Thread: GUI's
View Single Post
05-25-05, 10:25 PM   #5
Gello
A Molten Giant
AddOn Author - Click to view addons
Join Date: Jan 2005
Posts: 521
The syntax checkers and stuff that reads blizzard's UI.xsd are nice but to those starting out it's like handing a book on Swahili grammar to someone who's never spoken a word of Swahili before.

A good approach to teaching the WoW UI would be a documented step-by-step building of a mod from something simple to complex. Once the relationship between the syntax and semantics falls into place by example, all of the wowwiki suddenly makes sense.

I find that building a mod happens in stages which anyone who's done any programming is familiar with:

1. Write out the intent of the mod, with a bunch of ideas that may or may not be doable: We want a mod to keep track of looted items. We want the items to be clickable links, to show who looted what and when. We want to make the results show in a scrollable window.
2. Draw a mock-up of the GUI in paint shop or any graphics program: Define which columns we want in the list, we want a reset button, where will settings go? If there's a ton of options it's best in a separate window. For a couple settings they can go on the main window.
3. Lay a workable foundation in the lua: Create a mod that saves looted items into an internal table. Make a temporary slash command to spit back the results.
4. Lay down the xml elements one layer at a time: Options and altering the elements can wait, we can keep those defined in the lua for now.
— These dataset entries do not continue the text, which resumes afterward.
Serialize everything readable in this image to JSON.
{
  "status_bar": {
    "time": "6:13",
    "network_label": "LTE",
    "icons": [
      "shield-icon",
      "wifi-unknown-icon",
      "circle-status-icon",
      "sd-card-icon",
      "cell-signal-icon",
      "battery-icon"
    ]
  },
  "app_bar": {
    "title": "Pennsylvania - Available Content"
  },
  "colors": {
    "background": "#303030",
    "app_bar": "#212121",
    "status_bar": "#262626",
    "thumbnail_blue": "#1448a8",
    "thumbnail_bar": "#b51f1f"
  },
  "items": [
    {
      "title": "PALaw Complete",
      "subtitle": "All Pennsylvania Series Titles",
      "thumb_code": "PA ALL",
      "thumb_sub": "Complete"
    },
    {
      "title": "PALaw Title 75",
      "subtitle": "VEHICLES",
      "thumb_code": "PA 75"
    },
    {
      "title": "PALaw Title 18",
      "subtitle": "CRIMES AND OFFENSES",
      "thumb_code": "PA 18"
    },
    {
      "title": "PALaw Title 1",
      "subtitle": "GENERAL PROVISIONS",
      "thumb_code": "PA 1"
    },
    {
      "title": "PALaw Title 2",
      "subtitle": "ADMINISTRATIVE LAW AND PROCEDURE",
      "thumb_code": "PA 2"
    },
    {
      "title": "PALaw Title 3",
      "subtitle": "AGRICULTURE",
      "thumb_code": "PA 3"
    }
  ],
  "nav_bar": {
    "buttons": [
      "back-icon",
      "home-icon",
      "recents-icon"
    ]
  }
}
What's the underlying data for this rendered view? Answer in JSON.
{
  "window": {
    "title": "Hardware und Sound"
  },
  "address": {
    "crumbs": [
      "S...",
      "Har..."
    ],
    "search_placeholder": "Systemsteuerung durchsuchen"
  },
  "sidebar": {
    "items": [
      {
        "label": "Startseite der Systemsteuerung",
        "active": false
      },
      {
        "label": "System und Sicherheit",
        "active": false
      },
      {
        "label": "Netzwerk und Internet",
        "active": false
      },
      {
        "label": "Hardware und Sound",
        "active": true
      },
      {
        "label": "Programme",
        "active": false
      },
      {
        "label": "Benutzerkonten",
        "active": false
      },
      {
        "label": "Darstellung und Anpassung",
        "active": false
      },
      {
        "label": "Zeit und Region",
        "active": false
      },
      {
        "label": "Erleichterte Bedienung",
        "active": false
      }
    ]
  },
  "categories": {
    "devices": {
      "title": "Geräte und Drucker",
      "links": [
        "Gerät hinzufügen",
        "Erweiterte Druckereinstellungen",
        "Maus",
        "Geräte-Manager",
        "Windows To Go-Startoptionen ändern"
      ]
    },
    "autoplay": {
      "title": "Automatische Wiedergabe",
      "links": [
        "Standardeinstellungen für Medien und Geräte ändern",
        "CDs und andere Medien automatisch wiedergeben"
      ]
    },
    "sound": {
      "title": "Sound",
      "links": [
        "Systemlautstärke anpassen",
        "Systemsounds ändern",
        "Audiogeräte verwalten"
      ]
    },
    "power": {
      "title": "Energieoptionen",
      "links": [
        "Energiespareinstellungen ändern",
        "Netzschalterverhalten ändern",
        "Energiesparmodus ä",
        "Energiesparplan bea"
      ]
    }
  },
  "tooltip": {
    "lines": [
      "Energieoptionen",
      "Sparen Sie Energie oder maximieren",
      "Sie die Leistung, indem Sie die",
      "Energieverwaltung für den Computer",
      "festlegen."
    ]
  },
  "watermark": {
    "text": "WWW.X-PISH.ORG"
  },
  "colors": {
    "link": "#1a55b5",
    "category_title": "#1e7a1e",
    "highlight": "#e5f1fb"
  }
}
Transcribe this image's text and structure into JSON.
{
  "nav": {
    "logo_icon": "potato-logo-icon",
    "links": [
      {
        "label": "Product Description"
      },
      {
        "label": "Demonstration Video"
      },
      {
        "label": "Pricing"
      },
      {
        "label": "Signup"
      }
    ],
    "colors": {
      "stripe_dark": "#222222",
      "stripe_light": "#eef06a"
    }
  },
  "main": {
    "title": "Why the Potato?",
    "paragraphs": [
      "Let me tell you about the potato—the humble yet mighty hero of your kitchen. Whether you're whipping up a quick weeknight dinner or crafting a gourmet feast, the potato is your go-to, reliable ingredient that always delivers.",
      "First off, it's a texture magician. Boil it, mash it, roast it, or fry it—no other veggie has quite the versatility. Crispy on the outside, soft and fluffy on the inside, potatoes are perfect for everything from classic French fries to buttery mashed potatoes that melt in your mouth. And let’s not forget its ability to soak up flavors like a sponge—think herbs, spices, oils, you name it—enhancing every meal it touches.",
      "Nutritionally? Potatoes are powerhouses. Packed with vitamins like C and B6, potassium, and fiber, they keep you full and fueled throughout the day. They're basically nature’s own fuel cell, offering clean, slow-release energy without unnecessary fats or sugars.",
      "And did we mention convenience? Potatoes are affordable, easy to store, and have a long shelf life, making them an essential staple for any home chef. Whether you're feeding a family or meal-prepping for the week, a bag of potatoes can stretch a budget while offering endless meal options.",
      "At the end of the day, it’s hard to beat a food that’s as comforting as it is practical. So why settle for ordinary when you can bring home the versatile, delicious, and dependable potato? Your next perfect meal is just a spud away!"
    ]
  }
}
Create the list, add the scrollbar, reference the interface.mpq to grab textures, reference the FrameXML lua's to see what we're actually inheriting for our controls.
5. Mesh the two together: Make the xml elements react to the lua and vice versa. Plugging in the scrollbar to our internal table, adding the code to react on a push of the reset button, etc.

Most can do 1-3 fine but get stuck on #4. A tutorial to lay some foundation of the elements would be an invaluable document. Once I get recap and hitlist settled I'll see about writing one up. The information seems overwhelming but once you get the basics down the work is 40% design, 20% looking stuff up in the wiki, 10% actually coding it (and 10% debugging hehe).